Imagine the airports in Texas with the TSA agents who have to look at the milimeter wave scanners of humans passing through. The government says they cannot see the actual person, and they cannot retain the photos or transmit them anywhere. But they have to look at them, and they are very explicit.
So, if that is the case, it's perfectly legal for the officer to look at the photos - UNLESS - he is a perv. If he gets gratification from looking at them, he's a felon in the state of Texas.
Now what difference does that make to the person being scanned? They don't even know. In what way are they harmed? The world will never see those photos, just some pervy little guy in a booth who can't even seem them in person.
But according to the law, in Texas, if the guy gets his jollies that way, he is a felon.
Does that make sense to anyone?
Well.....my opinion of the TSA aside, no. Badly written law that only applies when it does.
Here is my take on the law:
1- It is illegal to shoot spank material in public.
2- It is illegal to shoot period where an expectation of privacy is in order.
3- A sign in a bathroom saying your on camera doesn't excuse this.
2&3, no problem.
#1, problem. I go to the beach, I shoot the beach, I get pics of people in swimwear. Some people get off on swimsuit shots. Suddenly, it's porn.
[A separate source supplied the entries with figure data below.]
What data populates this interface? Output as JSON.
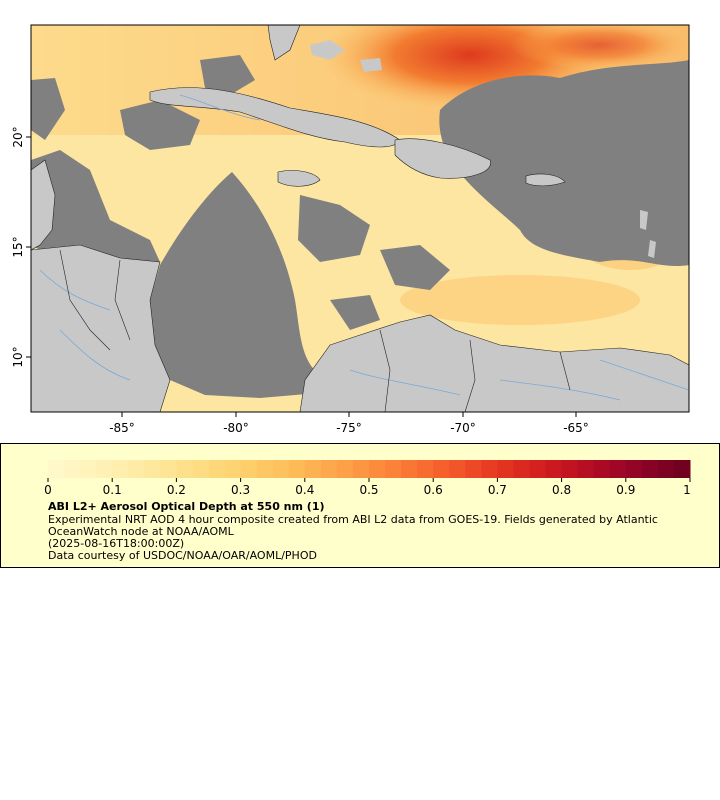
{
  "map": {
    "lon_ticks": [
      "-85°",
      "-80°",
      "-75°",
      "-70°",
      "-65°"
    ],
    "lat_ticks": [
      "20°",
      "15°",
      "10°"
    ],
    "lon_range": [
      -89,
      -60
    ],
    "lat_range": [
      8,
      25.5
    ],
    "ocean_color": "#fde9a8",
    "land_color": "#c8c8c8",
    "nodata_color": "#808080",
    "river_color": "#7aa8d8",
    "border_color": "#222222"
  },
  "legend": {
    "ticks": [
      "0",
      "0.1",
      "0.2",
      "0.3",
      "0.4",
      "0.5",
      "0.6",
      "0.7",
      "0.8",
      "0.9",
      "1"
    ],
    "title": "ABI L2+ Aerosol Optical Depth at 550 nm (1)",
    "description": "Experimental NRT AOD 4 hour composite created from ABI L2 data from GOES-19. Fields generated by Atlantic OceanWatch node at NOAA/AOML",
    "timestamp": "(2025-08-16T18:00:00Z)",
    "credit": "Data courtesy of USDOC/NOAA/OAR/AOML/PHOD",
    "colorscale": [
      "#fffacd",
      "#fff2b8",
      "#fee9a0",
      "#fedd86",
      "#fecf6c",
      "#fdbb58",
      "#fda047",
      "#fc8139",
      "#f65f2d",
      "#e83b22",
      "#d21d1f",
      "#b30c24",
      "#8f0327",
      "#6b0020"
    ]
  }
}
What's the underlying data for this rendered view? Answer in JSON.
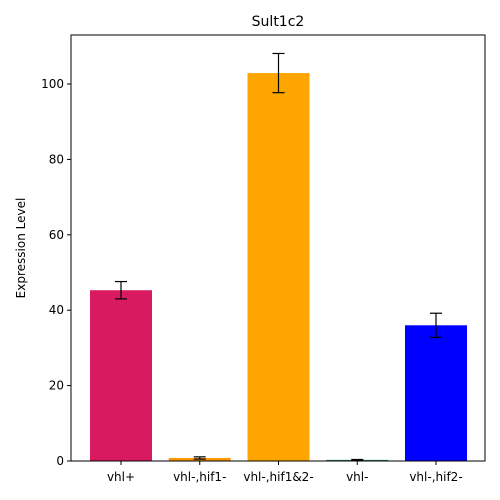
{
  "chart_data": {
    "type": "bar",
    "title": "Sult1c2",
    "xlabel": "",
    "ylabel": "Expression Level",
    "ylim": [
      0,
      113
    ],
    "yticks": [
      0,
      20,
      40,
      60,
      80,
      100
    ],
    "grid": false,
    "categories": [
      "vhl+",
      "vhl-,hif1-",
      "vhl-,hif1&2-",
      "vhl-",
      "vhl-,hif2-"
    ],
    "values": [
      45.3,
      0.8,
      102.9,
      0.3,
      36.0
    ],
    "errors": [
      2.3,
      0.3,
      5.2,
      0.1,
      3.2
    ],
    "colors": [
      "#d81b60",
      "#ff9800",
      "#ffa500",
      "#2e8b57",
      "#0000ff"
    ]
  }
}
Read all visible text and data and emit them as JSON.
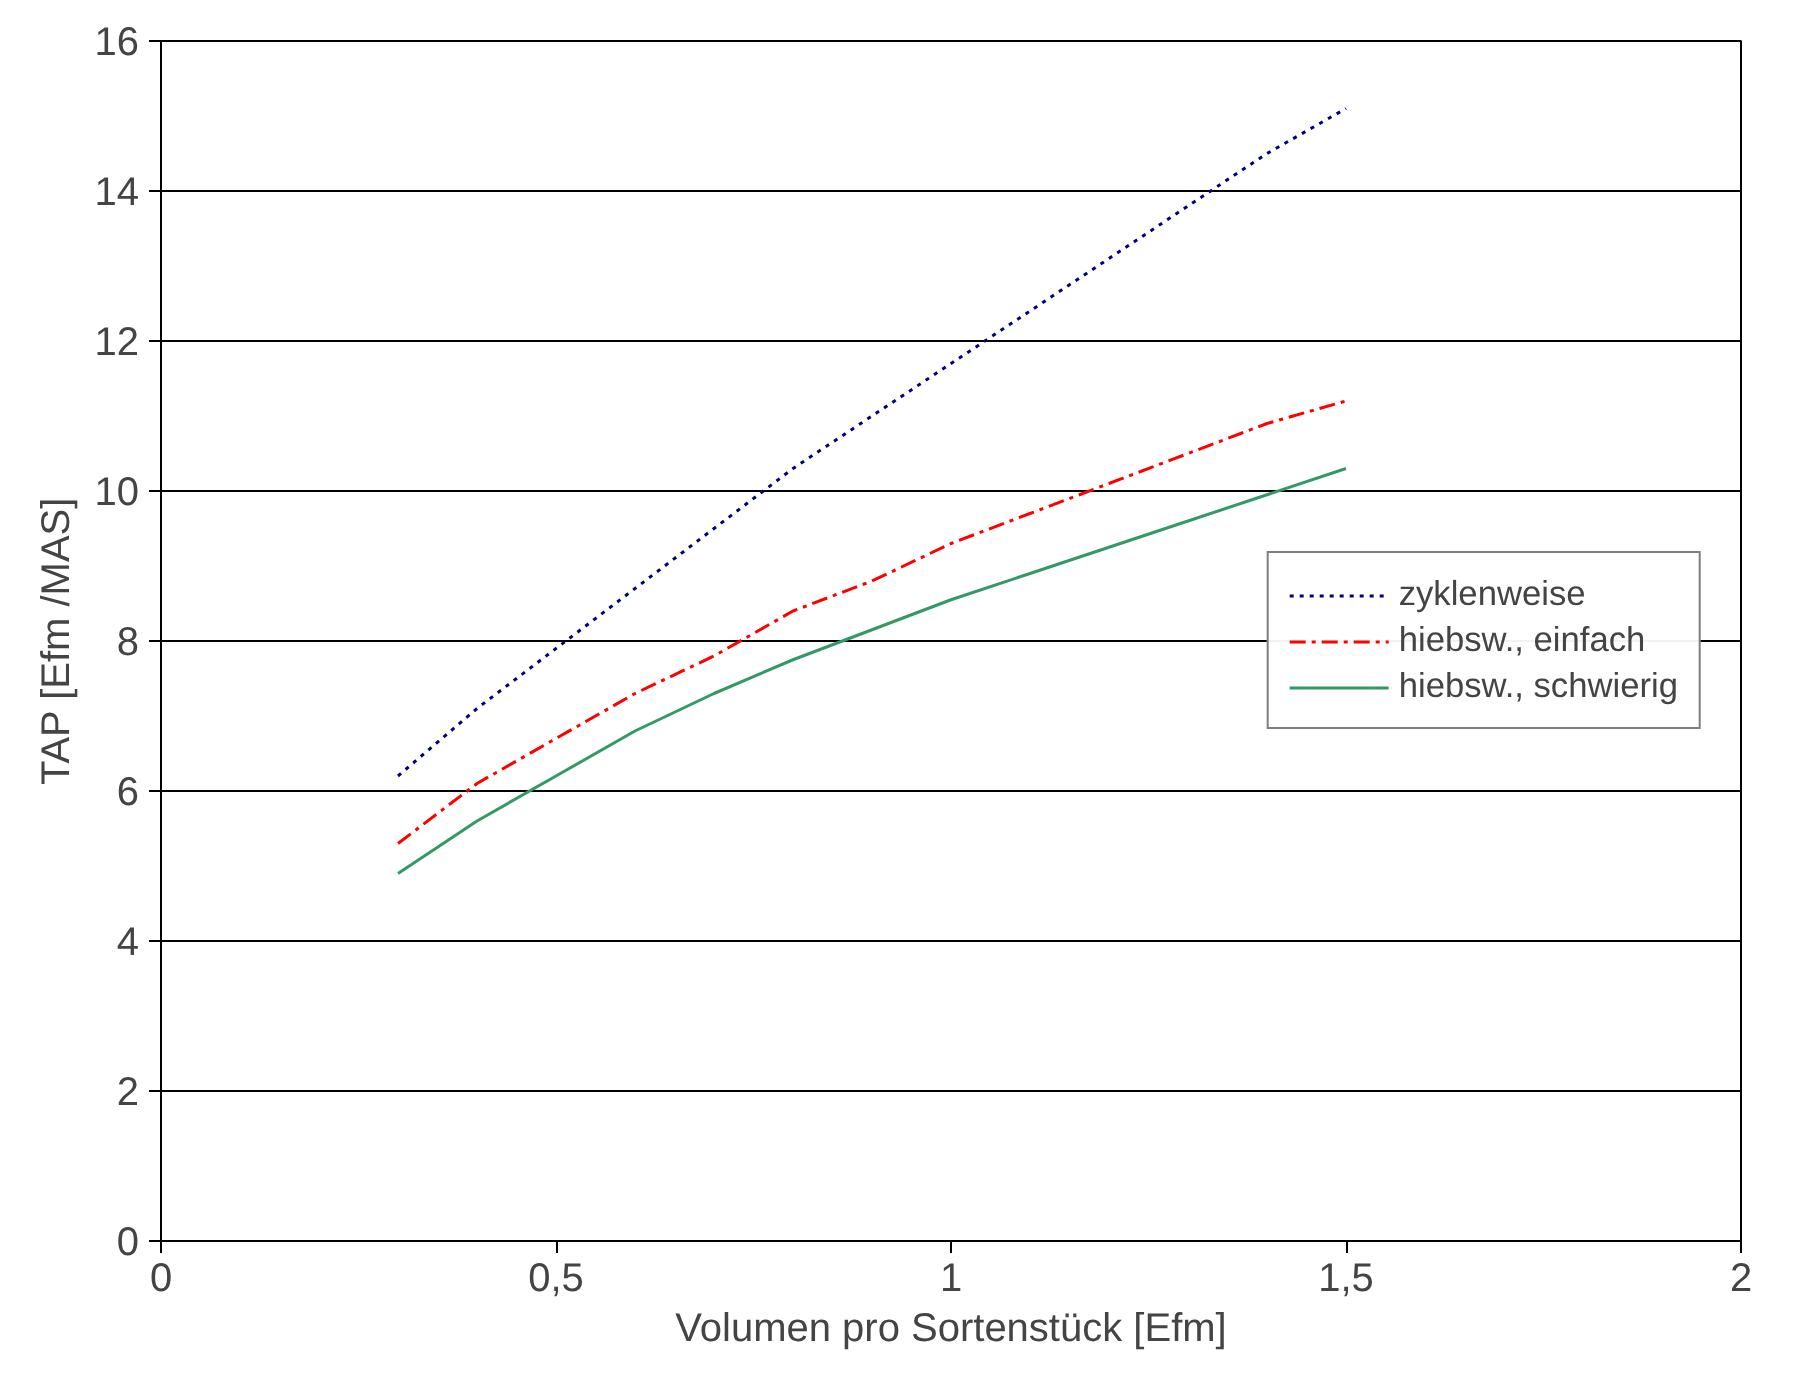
{
  "chart_data": {
    "type": "line",
    "xlabel": "Volumen pro Sortenstück [Efm]",
    "ylabel": "TAP [Efm /MAS]",
    "xlim": [
      0,
      2
    ],
    "ylim": [
      0,
      16
    ],
    "xticks": [
      0,
      {
        "value": 0.5,
        "label": "0,5"
      },
      1,
      {
        "value": 1.5,
        "label": "1,5"
      },
      2
    ],
    "yticks": [
      0,
      2,
      4,
      6,
      8,
      10,
      12,
      14,
      16
    ],
    "grid": "y",
    "legend": "right",
    "marker": "none",
    "x": [
      0.3,
      0.4,
      0.5,
      0.6,
      0.7,
      0.8,
      0.9,
      1.0,
      1.1,
      1.2,
      1.3,
      1.4,
      1.5
    ],
    "series": [
      {
        "name": "zyklenweise",
        "color": "#000080",
        "line_style": "dotted",
        "values": [
          6.2,
          7.1,
          7.9,
          8.7,
          9.5,
          10.3,
          11.0,
          11.7,
          12.4,
          13.1,
          13.8,
          14.5,
          15.1
        ]
      },
      {
        "name": "hiebsw., einfach",
        "color": "#ff0000",
        "line_style": "dashdot",
        "values": [
          5.3,
          6.1,
          6.7,
          7.3,
          7.8,
          8.4,
          8.8,
          9.3,
          9.7,
          10.1,
          10.5,
          10.9,
          11.2
        ]
      },
      {
        "name": "hiebsw., schwierig",
        "color": "#339966",
        "line_style": "solid",
        "values": [
          4.9,
          5.6,
          6.2,
          6.8,
          7.3,
          7.75,
          8.15,
          8.55,
          8.9,
          9.25,
          9.6,
          9.95,
          10.3
        ]
      }
    ]
  }
}
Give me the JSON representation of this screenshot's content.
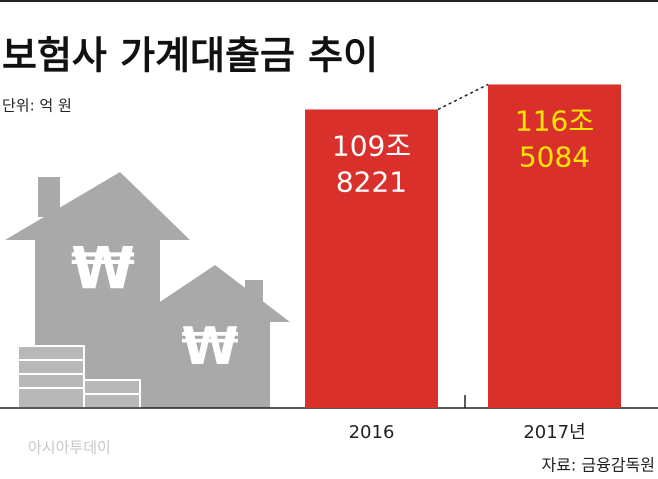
{
  "chart_data": {
    "type": "bar",
    "title": "보험사 가계대출금 추이",
    "unit_label": "단위: 억 원",
    "categories": [
      "2016",
      "2017년"
    ],
    "values": [
      1098221,
      1165084
    ],
    "value_labels": [
      "109조 8221",
      "116조 5084"
    ],
    "value_label_colors": [
      "#ffffff",
      "#ffe600"
    ],
    "color": "#d9302c",
    "ylim": [
      300000,
      1200000
    ],
    "source": "자료: 금융감독원",
    "watermark": "아시아투데이"
  }
}
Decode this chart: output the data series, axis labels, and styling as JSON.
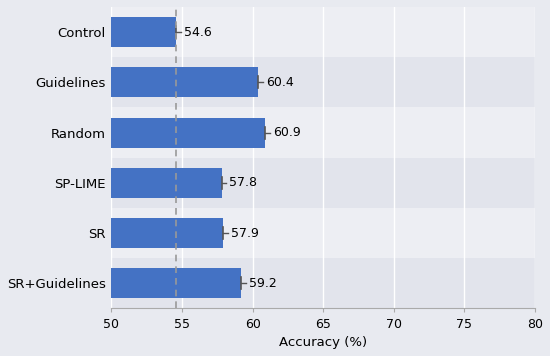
{
  "categories": [
    "Control",
    "Guidelines",
    "Random",
    "SP-LIME",
    "SR",
    "SR+Guidelines"
  ],
  "values": [
    54.6,
    60.4,
    60.9,
    57.8,
    57.9,
    59.2
  ],
  "bar_color": "#4472C4",
  "dashed_line_x": 54.6,
  "xlim": [
    50,
    80
  ],
  "xticks": [
    50,
    55,
    60,
    65,
    70,
    75,
    80
  ],
  "xlabel": "Accuracy (%)",
  "background_color": "#E8EAF0",
  "row_bg_light": "#EDEEF3",
  "row_bg_dark": "#E2E4EC",
  "grid_color": "#FFFFFF",
  "bar_height": 0.6,
  "value_fontsize": 9,
  "label_fontsize": 9.5,
  "tick_fontsize": 9,
  "xlabel_fontsize": 9.5
}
This puts up a whole "IF" to the "it's legal in public to shoot without concent" issue.
I go to the local ren faire. I shoot the babes in bodices. Guess I'm now shooting porn? Oh ****, that girls only 16, jailbait! Double crap! I shoot that because I like the costumes and the environment. But I shoot alot more babes than knaves. And, yes, I have (with permission) shot deep cleavage shots on occasion.
Course, most of my more personal work and ALL of my intimate work that I post I have a signed release for, which exempts me from this law.
I suspect that this law is one of those "excuse" laws, something to hold someone an extra 24 hrs while they dig around for something more substantial to stick.
So what about your photography Bob? You're not a perv but it is explicit enough that someone could get excited from it. Sometimes just the suggestion of sex is enough for some people. It doesn't take much to get a fantasy started in anyone's mind, provided they see something that typically stimulates them.
But that wasn't the original intent of your photography. Yet someone else can get excited by it and that makes you a perv?
I shoot art. I don't shoot porn. The fact that some of my subjects are nude or in varying states of undress does not make it porn. The fact that someone else might get excited over it, to the extreme of gratifying to it, still does not make it porn. If that is the sole determination of porn, then many a Sears catalog and issue of National Geographic is porn.
They frequently aren't. Our legal and judicial systems are still all we've got however.
I would be personally offended if I had a minor daughter and some guy was taking stroke pictures of her at a soccer game. I am pleased my state criminalizes behavior like this.
I've been hassled trying to take action shots, to the extent that I gave up. I wasn't taking spank material, but trying to perfect my craft. People in public are fair game to photograph. Publishing is a separate rights discussion. But because I wasn't a parent, or the official photographer, I got grief, and I got called a pervert. I don't need the headache so I gave up shooting sports outside of martial arts events I'm specifically invited to.
Sooooo still leaving NYS for Texas
Eventually. For now I'm stuck in NY seeking funding to open a portrait studio here.